Why? Monsieur Homais suspected some "young man's affair" at the bottom of it, an intrigue. But he was mistaken. Léon was after no love-making. He was sadder than ever, as Madame Lefrançois saw from the amount of food he left on his plate. To find out more about it she questioned the tax-collector. Binet answered roughly that he wasn't paid by the police.

All the same, his companion seemed very strange to him, for Léon often threw himself back in his chair, and stretching out his arms, complained vaguely of life.

"It's because you don't take enough recreation," said the collector.

"What recreation?"

"If I were you I'd have a lathe."

"But I don't know how to turn," answered the clerk.

"Ah! that's true," said the other, rubbing his chin with an air of mingled contempt and satisfaction.

Léon was weary of loving without any result; moreover, he was beginning to feel that depression caused by the repetition of the same kind of life, when no interest inspires and no hope sustains it. He was so bored with Yonville and the Yonvillers, that the sight of certain persons, of certain houses, irritated him beyond endurance; and the chemist, good fellow though he was, was becoming absolutely unbearable to him. Yet the prospect of a new condition of life frightened as much as it seduced him.

This apprehension soon changed into impatience, and then Paris from afar sounded its fanfare of masked balls with the laugh of grisettes. As he was to finish reading there, why not set out at once? What prevented him? And he began making home preparations; he arranged his occupations beforehand. He furnished in his head an apartment. He would lead an artist's life there! He would take lessons on the guitar! He would have a dressing-gown, a Basque cap, blue velvet slippers! He even already was admiring two crossed foils over his chimney-piece, with a death's-head on the guitar above them.
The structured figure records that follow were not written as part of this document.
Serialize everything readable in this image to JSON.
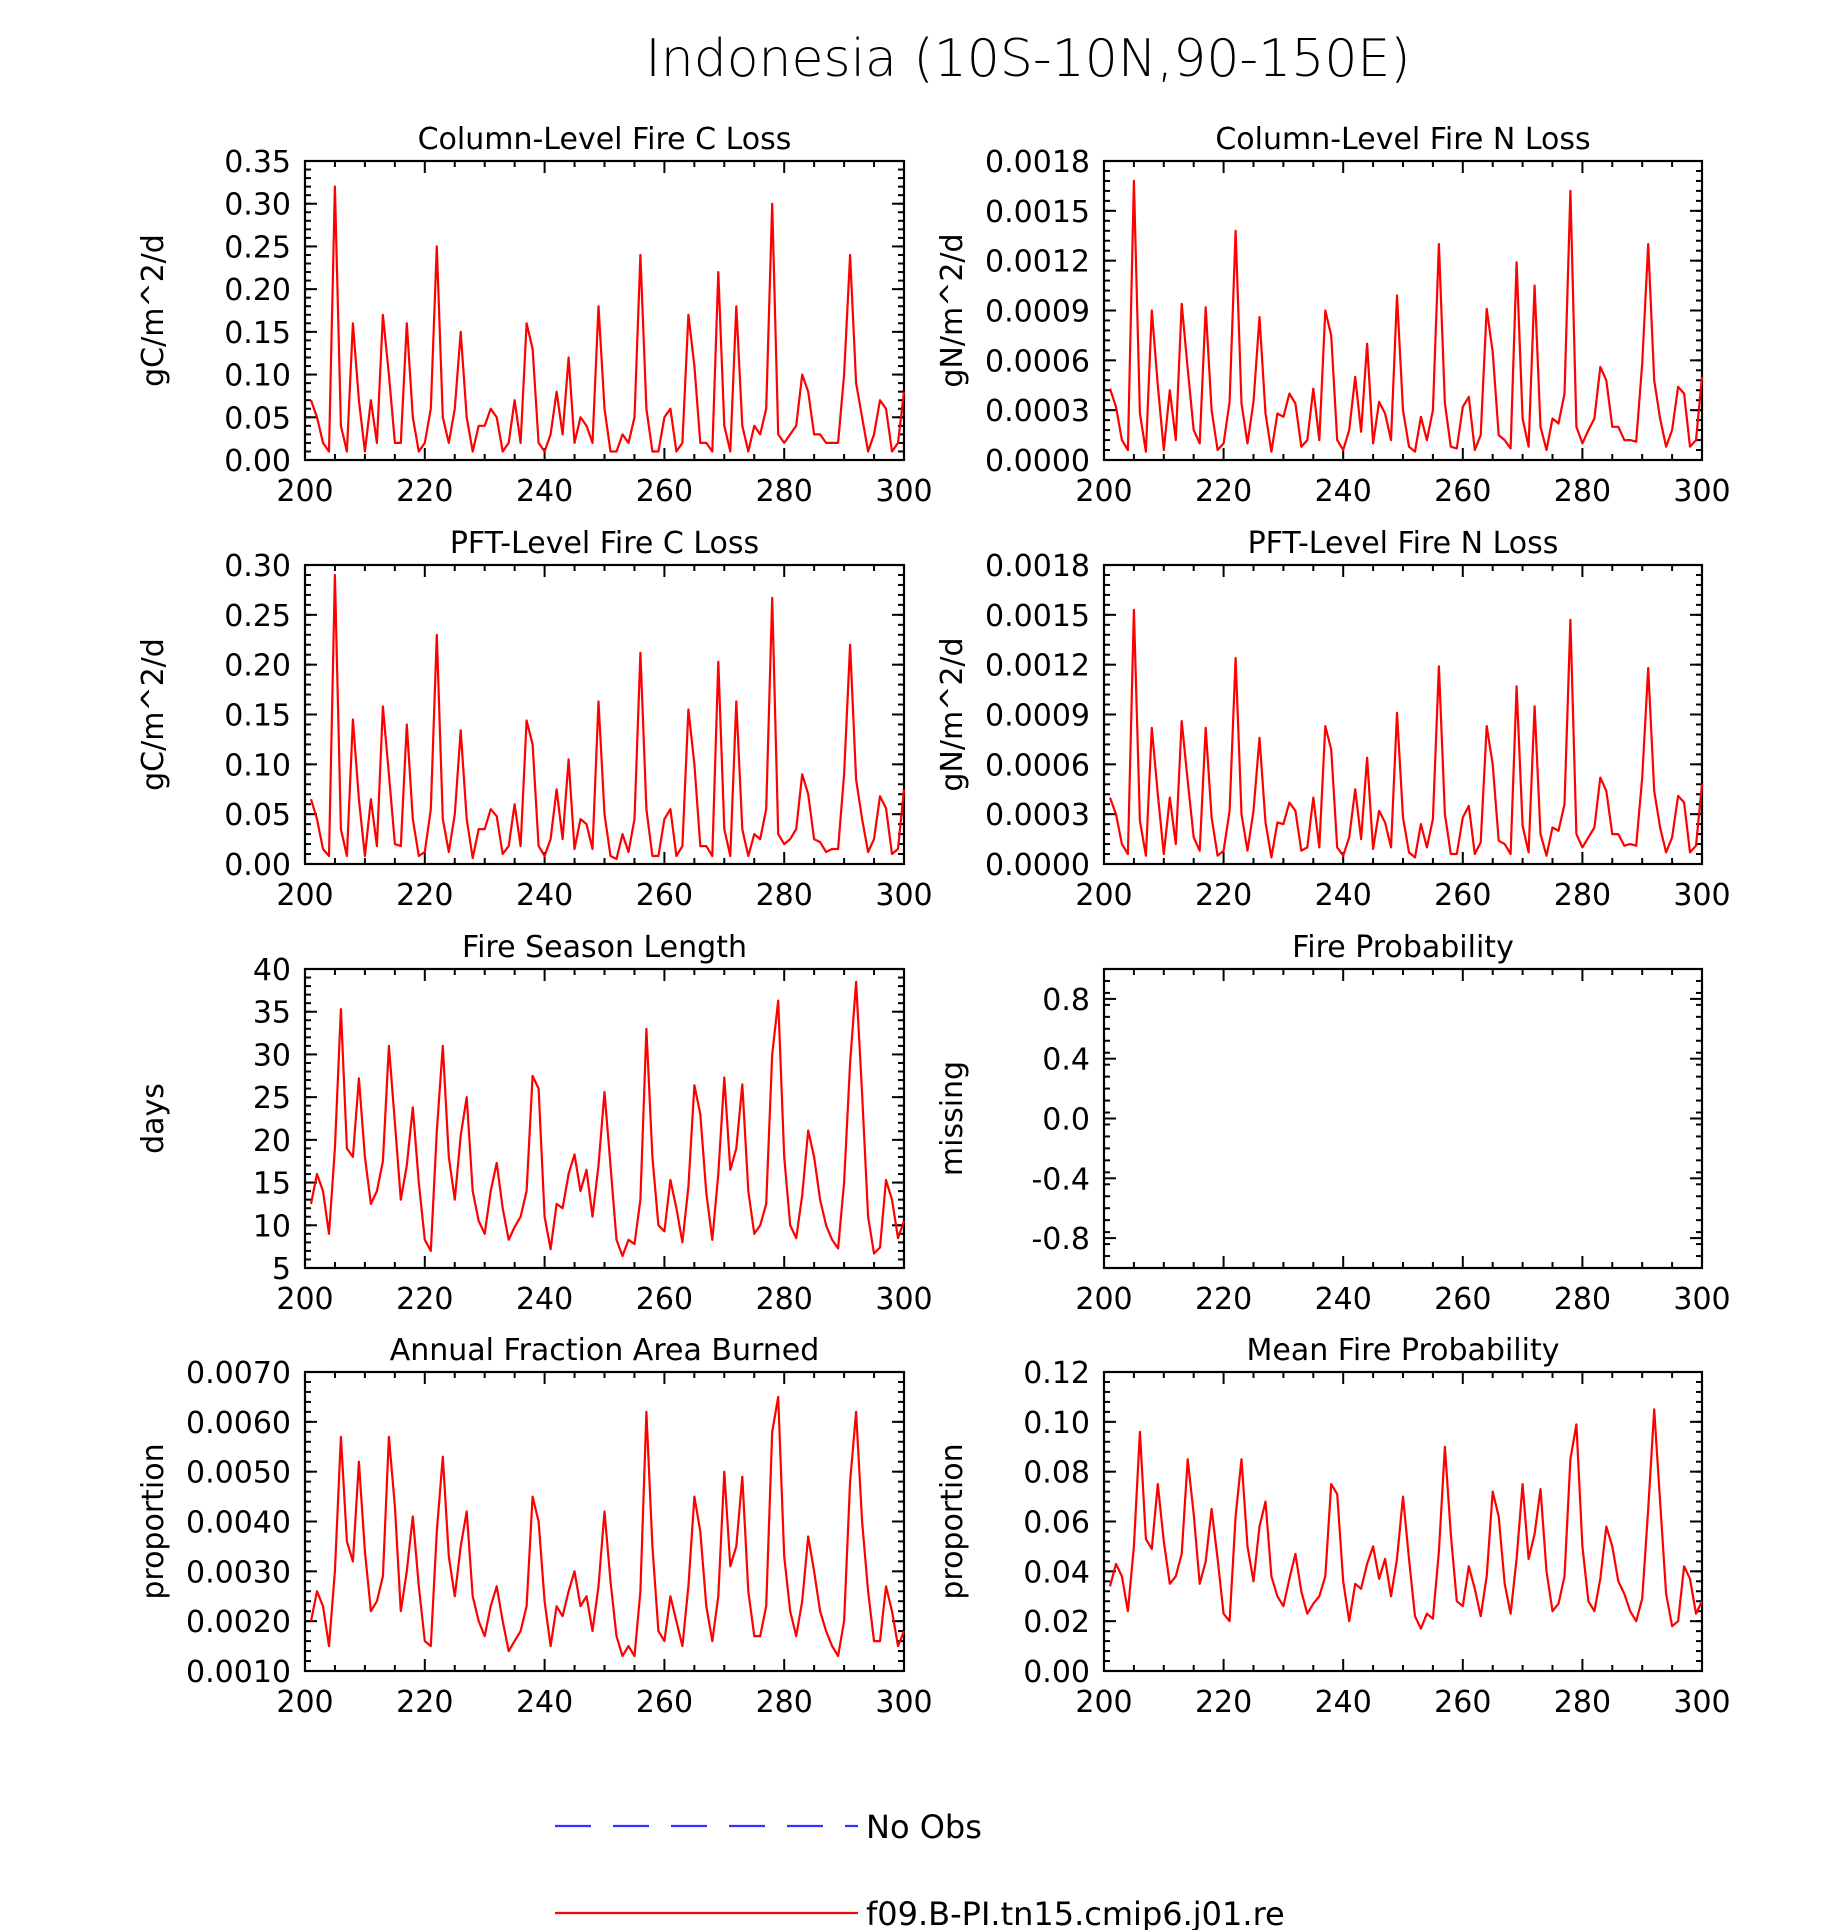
{
  "figure_title": "Indonesia (10S-10N,90-150E)",
  "legend": {
    "entries": [
      {
        "label": "No Obs",
        "color": "#3333ff",
        "dashed": true
      },
      {
        "label": "f09.B-PI.tn15.cmip6.j01.re",
        "color": "#ff0000",
        "dashed": false
      }
    ]
  },
  "chart_data": [
    {
      "type": "line",
      "title": "Column-Level Fire C Loss",
      "ylabel": "gC/m^2/d",
      "xlim": [
        200,
        300
      ],
      "ylim": [
        0,
        0.35
      ],
      "xticks": [
        "200",
        "220",
        "240",
        "260",
        "280",
        "300"
      ],
      "yticks": [
        "0.00",
        "0.05",
        "0.10",
        "0.15",
        "0.20",
        "0.25",
        "0.30",
        "0.35"
      ],
      "x_start": 201,
      "series": [
        {
          "name": "f09.B-PI.tn15.cmip6.j01.re",
          "color": "#ff0000",
          "values": [
            0.07,
            0.05,
            0.02,
            0.01,
            0.32,
            0.04,
            0.01,
            0.16,
            0.07,
            0.01,
            0.07,
            0.02,
            0.17,
            0.1,
            0.02,
            0.02,
            0.16,
            0.05,
            0.01,
            0.02,
            0.06,
            0.25,
            0.05,
            0.02,
            0.06,
            0.15,
            0.05,
            0.01,
            0.04,
            0.04,
            0.06,
            0.05,
            0.01,
            0.02,
            0.07,
            0.02,
            0.16,
            0.13,
            0.02,
            0.01,
            0.03,
            0.08,
            0.03,
            0.12,
            0.02,
            0.05,
            0.04,
            0.02,
            0.18,
            0.06,
            0.01,
            0.01,
            0.03,
            0.02,
            0.05,
            0.24,
            0.06,
            0.01,
            0.01,
            0.05,
            0.06,
            0.01,
            0.02,
            0.17,
            0.11,
            0.02,
            0.02,
            0.01,
            0.22,
            0.04,
            0.01,
            0.18,
            0.04,
            0.01,
            0.04,
            0.03,
            0.06,
            0.3,
            0.03,
            0.02,
            0.03,
            0.04,
            0.1,
            0.08,
            0.03,
            0.03,
            0.02,
            0.02,
            0.02,
            0.1,
            0.24,
            0.09,
            0.05,
            0.01,
            0.03,
            0.07,
            0.06,
            0.01,
            0.02,
            0.08
          ]
        }
      ]
    },
    {
      "type": "line",
      "title": "Column-Level Fire N Loss",
      "ylabel": "gN/m^2/d",
      "xlim": [
        200,
        300
      ],
      "ylim": [
        0,
        0.0018
      ],
      "xticks": [
        "200",
        "220",
        "240",
        "260",
        "280",
        "300"
      ],
      "yticks": [
        "0.0000",
        "0.0003",
        "0.0006",
        "0.0009",
        "0.0012",
        "0.0015",
        "0.0018"
      ],
      "x_start": 201,
      "series": [
        {
          "name": "f09.B-PI.tn15.cmip6.j01.re",
          "color": "#ff0000",
          "values": [
            0.00043,
            0.00032,
            0.00012,
            6e-05,
            0.00168,
            0.00028,
            5e-05,
            0.0009,
            0.00045,
            6e-05,
            0.00042,
            0.00012,
            0.00094,
            0.00055,
            0.00018,
            0.0001,
            0.00092,
            0.0003,
            6e-05,
            0.0001,
            0.00035,
            0.00138,
            0.00034,
            0.0001,
            0.00035,
            0.00086,
            0.00028,
            5e-05,
            0.00028,
            0.00026,
            0.0004,
            0.00034,
            8e-05,
            0.00012,
            0.00043,
            0.00012,
            0.0009,
            0.00075,
            0.00012,
            6e-05,
            0.00018,
            0.0005,
            0.00017,
            0.0007,
            0.0001,
            0.00035,
            0.00028,
            0.00012,
            0.00099,
            0.0003,
            8e-05,
            5e-05,
            0.00026,
            0.00012,
            0.0003,
            0.0013,
            0.00034,
            8e-05,
            7e-05,
            0.00032,
            0.00038,
            6e-05,
            0.00015,
            0.00091,
            0.00065,
            0.00015,
            0.00012,
            7e-05,
            0.00119,
            0.00025,
            8e-05,
            0.00105,
            0.0002,
            6e-05,
            0.00025,
            0.00022,
            0.0004,
            0.00162,
            0.0002,
            0.0001,
            0.00018,
            0.00025,
            0.00056,
            0.00048,
            0.0002,
            0.0002,
            0.00012,
            0.00012,
            0.00011,
            0.00058,
            0.0013,
            0.00048,
            0.00025,
            8e-05,
            0.00018,
            0.00044,
            0.0004,
            8e-05,
            0.00012,
            0.0005
          ]
        }
      ]
    },
    {
      "type": "line",
      "title": "PFT-Level Fire C Loss",
      "ylabel": "gC/m^2/d",
      "xlim": [
        200,
        300
      ],
      "ylim": [
        0,
        0.3
      ],
      "xticks": [
        "200",
        "220",
        "240",
        "260",
        "280",
        "300"
      ],
      "yticks": [
        "0.00",
        "0.05",
        "0.10",
        "0.15",
        "0.20",
        "0.25",
        "0.30"
      ],
      "x_start": 201,
      "series": [
        {
          "name": "f09.B-PI.tn15.cmip6.j01.re",
          "color": "#ff0000",
          "values": [
            0.065,
            0.045,
            0.015,
            0.008,
            0.29,
            0.035,
            0.008,
            0.145,
            0.065,
            0.008,
            0.065,
            0.018,
            0.158,
            0.09,
            0.02,
            0.018,
            0.14,
            0.045,
            0.008,
            0.012,
            0.055,
            0.23,
            0.045,
            0.012,
            0.05,
            0.134,
            0.045,
            0.006,
            0.035,
            0.035,
            0.055,
            0.048,
            0.01,
            0.018,
            0.06,
            0.018,
            0.144,
            0.12,
            0.018,
            0.008,
            0.025,
            0.075,
            0.025,
            0.105,
            0.015,
            0.045,
            0.04,
            0.015,
            0.163,
            0.05,
            0.008,
            0.005,
            0.03,
            0.012,
            0.045,
            0.212,
            0.055,
            0.008,
            0.008,
            0.045,
            0.055,
            0.008,
            0.018,
            0.155,
            0.1,
            0.018,
            0.018,
            0.008,
            0.203,
            0.035,
            0.008,
            0.163,
            0.035,
            0.008,
            0.03,
            0.025,
            0.055,
            0.267,
            0.03,
            0.02,
            0.025,
            0.035,
            0.09,
            0.07,
            0.025,
            0.022,
            0.012,
            0.015,
            0.015,
            0.09,
            0.22,
            0.085,
            0.045,
            0.012,
            0.025,
            0.068,
            0.056,
            0.01,
            0.015,
            0.075
          ]
        }
      ]
    },
    {
      "type": "line",
      "title": "PFT-Level Fire N Loss",
      "ylabel": "gN/m^2/d",
      "xlim": [
        200,
        300
      ],
      "ylim": [
        0,
        0.0018
      ],
      "xticks": [
        "200",
        "220",
        "240",
        "260",
        "280",
        "300"
      ],
      "yticks": [
        "0.0000",
        "0.0003",
        "0.0006",
        "0.0009",
        "0.0012",
        "0.0015",
        "0.0018"
      ],
      "x_start": 201,
      "series": [
        {
          "name": "f09.B-PI.tn15.cmip6.j01.re",
          "color": "#ff0000",
          "values": [
            0.0004,
            0.0003,
            0.00012,
            6e-05,
            0.00153,
            0.00026,
            5e-05,
            0.00082,
            0.00042,
            6e-05,
            0.0004,
            0.00012,
            0.00086,
            0.0005,
            0.00016,
            8e-05,
            0.00082,
            0.00028,
            5e-05,
            8e-05,
            0.00032,
            0.00124,
            0.0003,
            8e-05,
            0.00032,
            0.00076,
            0.00025,
            4e-05,
            0.00025,
            0.00024,
            0.00037,
            0.00032,
            8e-05,
            0.0001,
            0.0004,
            0.0001,
            0.00083,
            0.00069,
            0.0001,
            5e-05,
            0.00016,
            0.00045,
            0.00015,
            0.00064,
            9e-05,
            0.00032,
            0.00025,
            0.0001,
            0.00091,
            0.00028,
            7e-05,
            4e-05,
            0.00024,
            0.0001,
            0.00027,
            0.00119,
            0.0003,
            6e-05,
            6e-05,
            0.00028,
            0.00035,
            6e-05,
            0.00013,
            0.00083,
            0.0006,
            0.00014,
            0.00012,
            6e-05,
            0.00107,
            0.00023,
            7e-05,
            0.00095,
            0.00018,
            5e-05,
            0.00022,
            0.0002,
            0.00036,
            0.00147,
            0.00018,
            0.0001,
            0.00016,
            0.00022,
            0.00052,
            0.00044,
            0.00018,
            0.00018,
            0.00011,
            0.00012,
            0.00011,
            0.00052,
            0.00118,
            0.00044,
            0.00022,
            7e-05,
            0.00016,
            0.00041,
            0.00037,
            7e-05,
            0.00011,
            0.00048
          ]
        }
      ]
    },
    {
      "type": "line",
      "title": "Fire Season Length",
      "ylabel": "days",
      "xlim": [
        200,
        300
      ],
      "ylim": [
        5,
        40
      ],
      "xticks": [
        "200",
        "220",
        "240",
        "260",
        "280",
        "300"
      ],
      "yticks": [
        "5",
        "10",
        "15",
        "20",
        "25",
        "30",
        "35",
        "40"
      ],
      "x_start": 201,
      "series": [
        {
          "name": "f09.B-PI.tn15.cmip6.j01.re",
          "color": "#ff0000",
          "values": [
            12.5,
            16,
            14,
            9,
            19,
            35.3,
            19,
            18,
            27.2,
            18,
            12.5,
            14,
            17.5,
            31,
            22,
            13,
            17,
            23.8,
            15,
            8.3,
            7,
            21,
            31,
            18,
            13,
            20.5,
            25,
            14,
            10.5,
            9,
            14,
            17.3,
            12,
            8.3,
            9.8,
            11,
            14,
            27.5,
            26,
            11,
            7.2,
            12.5,
            12,
            16,
            18.3,
            14,
            16.5,
            11,
            17,
            25.6,
            17,
            8.3,
            6.4,
            8.3,
            7.8,
            13,
            33,
            18,
            10,
            9.3,
            15.3,
            12,
            8,
            14.5,
            26.4,
            23,
            13.8,
            8.3,
            16,
            27.3,
            16.5,
            19,
            26.5,
            14,
            9,
            10,
            12.5,
            30,
            36.3,
            18,
            10,
            8.5,
            13.5,
            21.1,
            18,
            13,
            10,
            8.3,
            7.3,
            15,
            29,
            38.5,
            25.4,
            11,
            6.7,
            7.4,
            15.3,
            13,
            8.5,
            10.5
          ]
        }
      ]
    },
    {
      "type": "line",
      "title": "Fire Probability",
      "ylabel": "missing",
      "xlim": [
        200,
        300
      ],
      "ylim": [
        -1.0,
        1.0
      ],
      "xticks": [
        "200",
        "220",
        "240",
        "260",
        "280",
        "300"
      ],
      "yticks": [
        "-0.8",
        "-0.4",
        "0.0",
        "0.4",
        "0.8"
      ],
      "ytick_values": [
        -0.8,
        -0.4,
        0.0,
        0.4,
        0.8
      ],
      "x_start": 201,
      "series": []
    },
    {
      "type": "line",
      "title": "Annual Fraction Area Burned",
      "ylabel": "proportion",
      "xlim": [
        200,
        300
      ],
      "ylim": [
        0.001,
        0.007
      ],
      "xticks": [
        "200",
        "220",
        "240",
        "260",
        "280",
        "300"
      ],
      "yticks": [
        "0.0010",
        "0.0020",
        "0.0030",
        "0.0040",
        "0.0050",
        "0.0060",
        "0.0070"
      ],
      "x_start": 201,
      "series": [
        {
          "name": "f09.B-PI.tn15.cmip6.j01.re",
          "color": "#ff0000",
          "values": [
            0.002,
            0.0026,
            0.0023,
            0.0015,
            0.003,
            0.0057,
            0.0036,
            0.0032,
            0.0052,
            0.0034,
            0.0022,
            0.0024,
            0.0029,
            0.0057,
            0.0043,
            0.0022,
            0.003,
            0.0041,
            0.0027,
            0.0016,
            0.0015,
            0.0038,
            0.0053,
            0.0033,
            0.0025,
            0.0035,
            0.0042,
            0.0025,
            0.002,
            0.0017,
            0.0023,
            0.0027,
            0.002,
            0.0014,
            0.0016,
            0.0018,
            0.0023,
            0.0045,
            0.004,
            0.0024,
            0.0015,
            0.0023,
            0.0021,
            0.0026,
            0.003,
            0.0023,
            0.0025,
            0.0018,
            0.0027,
            0.0042,
            0.0028,
            0.0017,
            0.0013,
            0.0015,
            0.0013,
            0.0026,
            0.0062,
            0.0035,
            0.0018,
            0.0016,
            0.0025,
            0.002,
            0.0015,
            0.0027,
            0.0045,
            0.0038,
            0.0023,
            0.0016,
            0.0025,
            0.005,
            0.0031,
            0.0035,
            0.0049,
            0.0026,
            0.0017,
            0.0017,
            0.0023,
            0.0058,
            0.0065,
            0.0033,
            0.0022,
            0.0017,
            0.0024,
            0.0037,
            0.003,
            0.0022,
            0.0018,
            0.0015,
            0.0013,
            0.002,
            0.0048,
            0.0062,
            0.004,
            0.0026,
            0.0016,
            0.0016,
            0.0027,
            0.0022,
            0.0015,
            0.0018
          ]
        }
      ]
    },
    {
      "type": "line",
      "title": "Mean Fire Probability",
      "ylabel": "proportion",
      "xlim": [
        200,
        300
      ],
      "ylim": [
        0,
        0.12
      ],
      "xticks": [
        "200",
        "220",
        "240",
        "260",
        "280",
        "300"
      ],
      "yticks": [
        "0.00",
        "0.02",
        "0.04",
        "0.06",
        "0.08",
        "0.10",
        "0.12"
      ],
      "x_start": 201,
      "series": [
        {
          "name": "f09.B-PI.tn15.cmip6.j01.re",
          "color": "#ff0000",
          "values": [
            0.034,
            0.043,
            0.038,
            0.024,
            0.05,
            0.096,
            0.053,
            0.049,
            0.075,
            0.052,
            0.035,
            0.038,
            0.047,
            0.085,
            0.063,
            0.035,
            0.044,
            0.065,
            0.045,
            0.023,
            0.02,
            0.062,
            0.085,
            0.05,
            0.036,
            0.058,
            0.068,
            0.038,
            0.03,
            0.026,
            0.037,
            0.047,
            0.032,
            0.023,
            0.027,
            0.03,
            0.038,
            0.075,
            0.071,
            0.036,
            0.02,
            0.035,
            0.033,
            0.043,
            0.05,
            0.037,
            0.045,
            0.03,
            0.045,
            0.07,
            0.045,
            0.022,
            0.017,
            0.023,
            0.021,
            0.048,
            0.09,
            0.055,
            0.028,
            0.026,
            0.042,
            0.033,
            0.022,
            0.038,
            0.072,
            0.062,
            0.035,
            0.023,
            0.045,
            0.075,
            0.045,
            0.055,
            0.073,
            0.04,
            0.024,
            0.027,
            0.038,
            0.085,
            0.099,
            0.05,
            0.028,
            0.024,
            0.037,
            0.058,
            0.05,
            0.036,
            0.031,
            0.024,
            0.02,
            0.029,
            0.065,
            0.105,
            0.068,
            0.031,
            0.018,
            0.02,
            0.042,
            0.037,
            0.023,
            0.028
          ]
        }
      ]
    }
  ]
}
The difficulty was the consent of his mother; nothing, however, seemed more reasonable. Even his employer advised him to go to some other chambers where he could advance more rapidly. Taking a middle course, then, Léon looked for some place as second clerk at Rouen; found none, and at last wrote his mother a long letter full of details, in which he set forth the reasons for going to live at Paris immediately. She consented.